Sejam como potenciais representantes ou apenas votantes, os
imigrantes presentes na eleição de ontem (30/04) celebraram a
possibilidade de participar mais da cidade na qual vivem. “Essa eleição
representa uma grande oportunidade para os migrantes de entrar e
participar da vida pública da cidade, e isso é muito importante para
nós, migrantes”, explica o italiano Leonardo Zocca, morador e candidato
pela região da Casa Verde”.
“Os imigrantes são importantes para a construção da cidade, do Estado
e do país, e precisamos trazê-los para colaborar”, diz o ex-deputado
William Woo (PV-SP), também presente na eleição, lembrando a formação
pluricultural do Brasil e de São Paulo.
A característica plural de São Paulo foi lembrada ainda por Cheung Ka
Wai, de origem chinesa e um dos candidatos da região Sé. “É uma ótima
oportunidade para os estrangeiros participarem mais, exercerem a
cidadania e mostrarem a sua força. São Paulo é uma cidade com uma
pluralidade que precisa ser representada”.
O boliviano William Flores Flores, morador do bairro da Penha, ficou
sabendo da eleição por meio da internet, de rádios comunitárias e outras
mobilizações feitas na região. “Para nós imigrantes é bom ter um
representante em nosso bairro, Todo estrangeiro necessita de um
representante e por isso estou aqui para dar meu voto”, diz.
Camila Baraldi, coordenadora-adjunta de políticas para imigrantes da
Prefeitura, também dá peso especial à mobilização feita pelos imigrantes
sobre o pleito. “É interessante perceber a organização das comunidades,
a valorização dessa participação.
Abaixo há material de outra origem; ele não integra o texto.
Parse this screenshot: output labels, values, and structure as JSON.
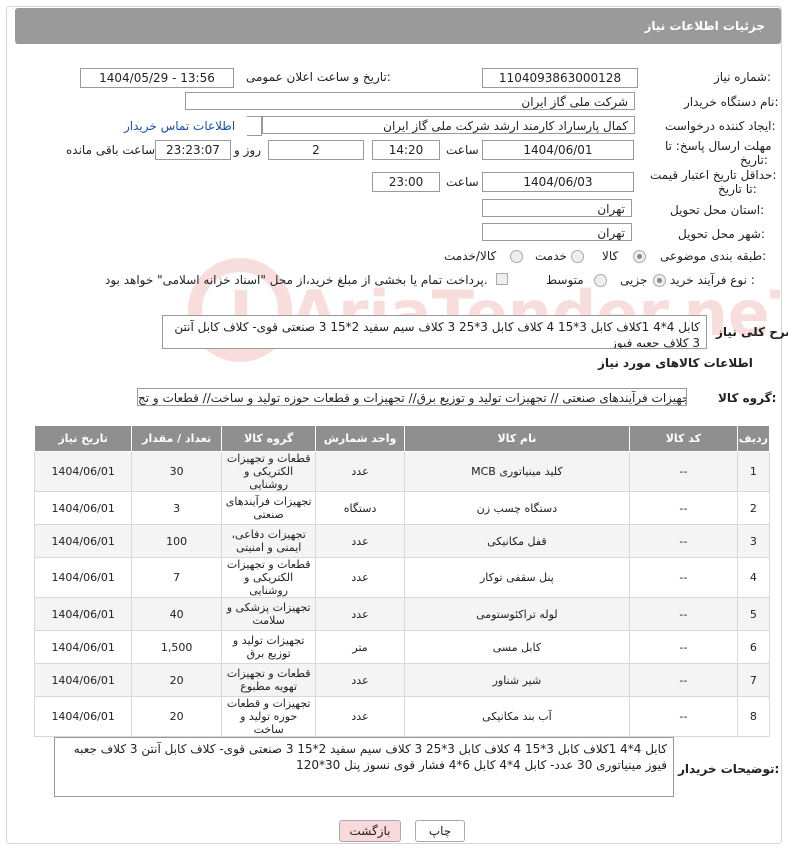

Esse exercício é muito importante
para que essa participação seja plena – econômica, social, cultural e
também política”.
A mobilização continua
A eleição marcou ainda mais uma etapa de mobilização da campanha Aqui
Vivo, Aqui Voto, que promoveu um ato ao final da votação para
reivindicar o direito a voto para os imigrantes no Brasil. Na tenda
armada próxima ao Paço das Artes, era possível tanto obter material de
apoio e divulgação sobre os imigrantes na capital e seus direitos, bem
como deixar sua assinatura em apoio à questão do voto para o imigrante.
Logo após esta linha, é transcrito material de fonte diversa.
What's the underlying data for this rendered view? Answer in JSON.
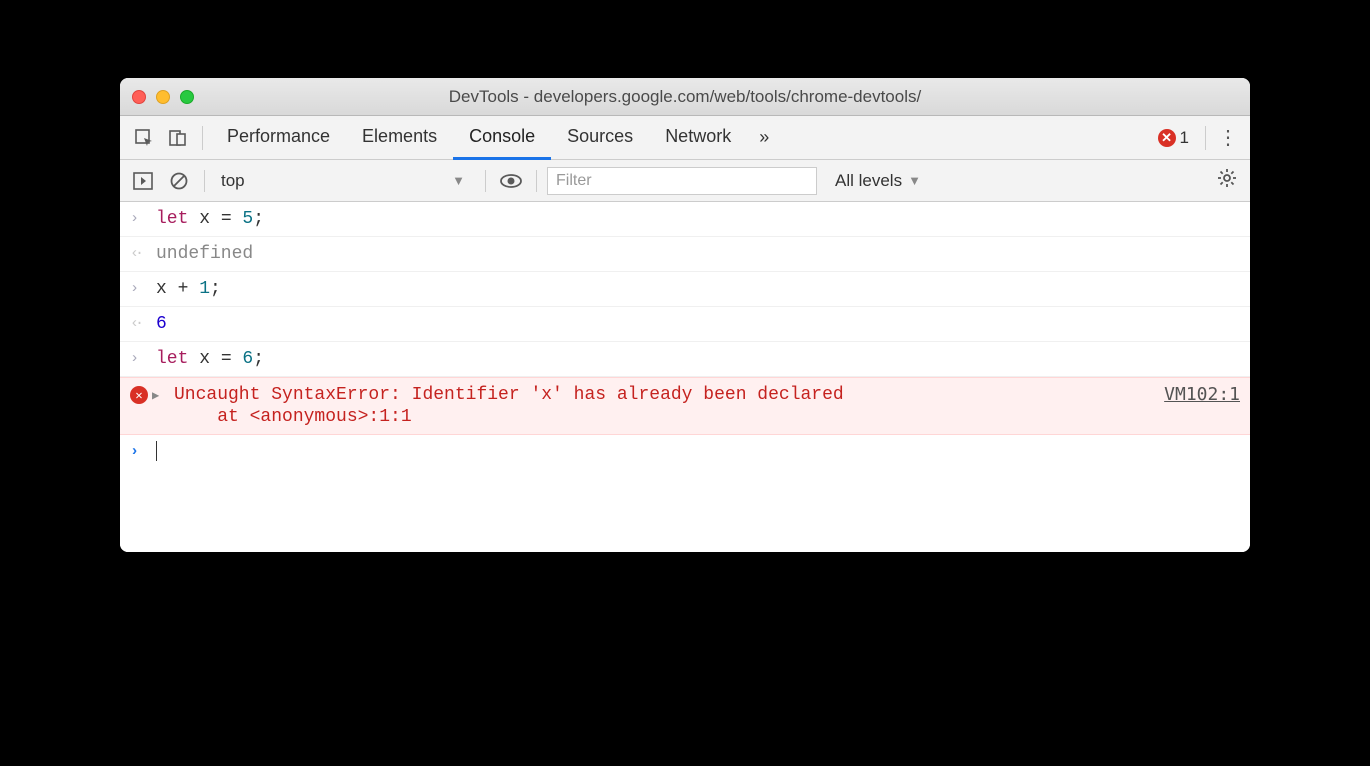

Vários dos estrangeiros presentes destacaram o avanço representado
pela eleição de hoje, mas deixam claro que esperam por mais no futuro.
“A eleição é um paliativo ao que pedimos tempos atrás e sempre.
Gostaria que os estrangeiros no Brasil, cumprindo certos requisitos,
tenham direito a voto. Estamos apoiando, mas temos de entender que este é
apenas um primeiro passo”, diz o chileno Rúben Pezo Padilla, que vive
há 38 anos na capital paulista.
A também chilena Bernardita Quesada, moradora do Ipiranga e há quase
quatro décadas no Brasil, valoriza a eleição e lembra o direito a voto
que os imigrantes têm no país natal – o Brasil é o único país da América
do Sul que não reconhece aos imigrantes o direito ao voto. “Estou aqui
há 40 anos e ainda não voto, enquanto no Chile com 5 anos de residência
definitiva os imigrantes já podem votar. O Brasil se globaliza no mundo,
mas precisa globalizar também a questão política”.
Nascido em Guiné-Bissau e morador da Vila Prudente, Orlando Gomes tem
esperança que a votação de hoje seja o começo de um cenário mais
positivo para os imigrantes. “Acredito que essa eleição é um primeiro
passo. Tenho fé que essas eleições são um passo de desenvolvimento para
nós”, afirma.
Para a empresária Fanny Chu, de Taiwan, deveriam haver mais vagas
para imigrantes disponíveis nos Conselhos. ”Cada colônia deveria ter seu
representante. Duas vagas é muito pouco”, opina, referindo-se à região
Sé – que teve o maior número de candidatos deferidos (11) e única na
qual foi possível abrir mais de uma vaga em disputa.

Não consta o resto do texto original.